WATCH: Corbett's Reckless Policies Lead to Fourth Credit Downgrade
September 25, 2014 | By Mike Mikus, Senior Strategist
On Tuesday, Pennsylvania received it fourth credit downgrade on Tom Corbett's watch. Fitch Ratings dropped Pennsylvania's credit rating from AA to AA-minus -- the lowest it's been since 1997. The agency cited the Corbett administration's recurring budget deficits as the major reason for downgrade. The credit downgrade came on the heels of news that Pennsylvania had to borrow $1.5 billion just two months into the current fiscal year in order to pay bills.
In Monday's debate, Corbett said, "You know, when I ran four years ago, I said I was going run on three principles: fiscal discipline, limited government, and free enterprise. I can proudly say to the people of Pennsylvania I have kept that promise."

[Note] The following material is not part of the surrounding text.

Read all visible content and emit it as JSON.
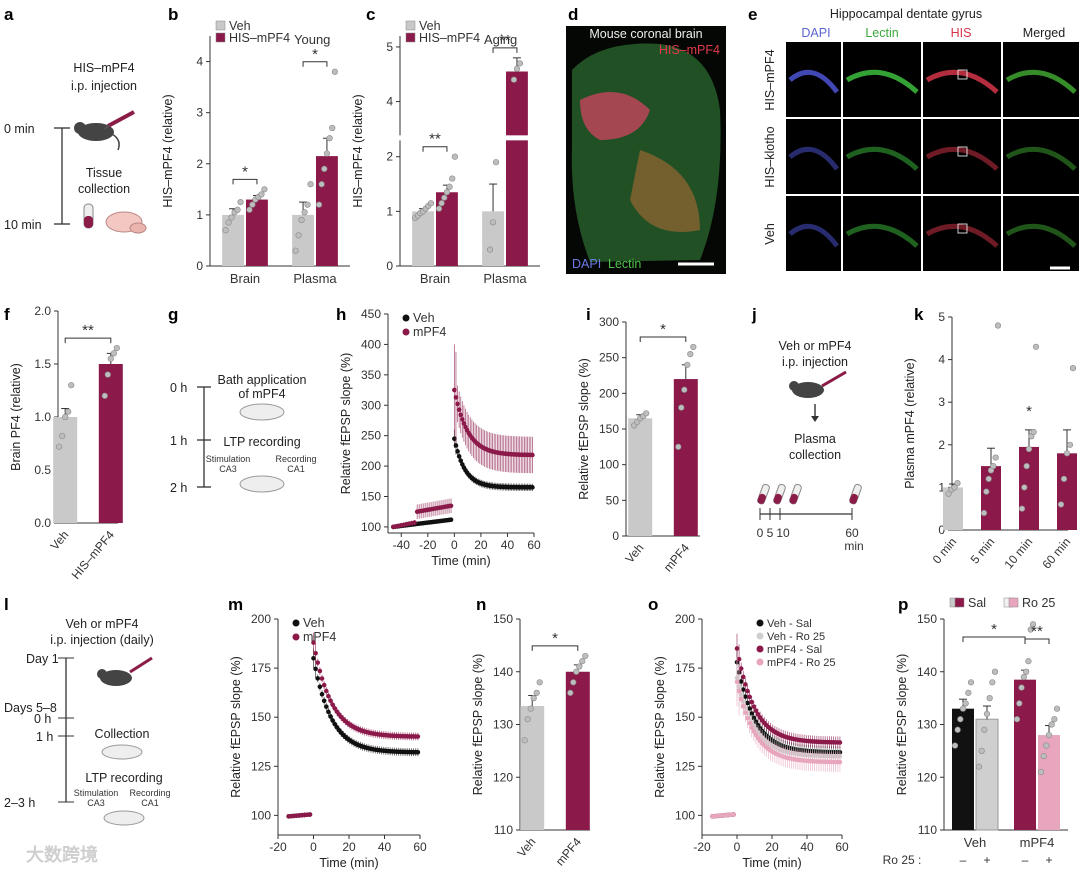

Yet the record shows that Tom Corbett has not kept that promise. Here are the real stats on the impact of Corbett's failed fiscal policies:
- Pennsylvania has gone from 7th in the nation in job growth to 47th since Corbett took office
- Pennsylvania has received four credit downgrades from major rating agencies since Corbett took office
- Pennsylvania's general obligation debt ranks in the bottom five of states evaluated by Fitch Ratings
- Pennsylvania was forced to borrow $1.5 billion just two months into the fiscal year -- an unprecedented bailout -- because of Corbett's budget mismanagement
- Pennsylvania faces a massive budget deficit estimated to be $2.7 billion as a result of Corbett's gimmick-ridden budgets
Tom Corbett talks a lot about fiscal responsibility, but the reality is that his policies have been a complete and utter failure for the people of Pennsylvania. Tom Corbett cut $1 billion from public education, and his fiscal policies have led to credit downgrades and more debt. Either way you slice it, Tom Corbett's policies have been a disaster for hardworking Pennsylvanians. So in response to Tom Corbett's claims of fiscal discipline, we say "really?"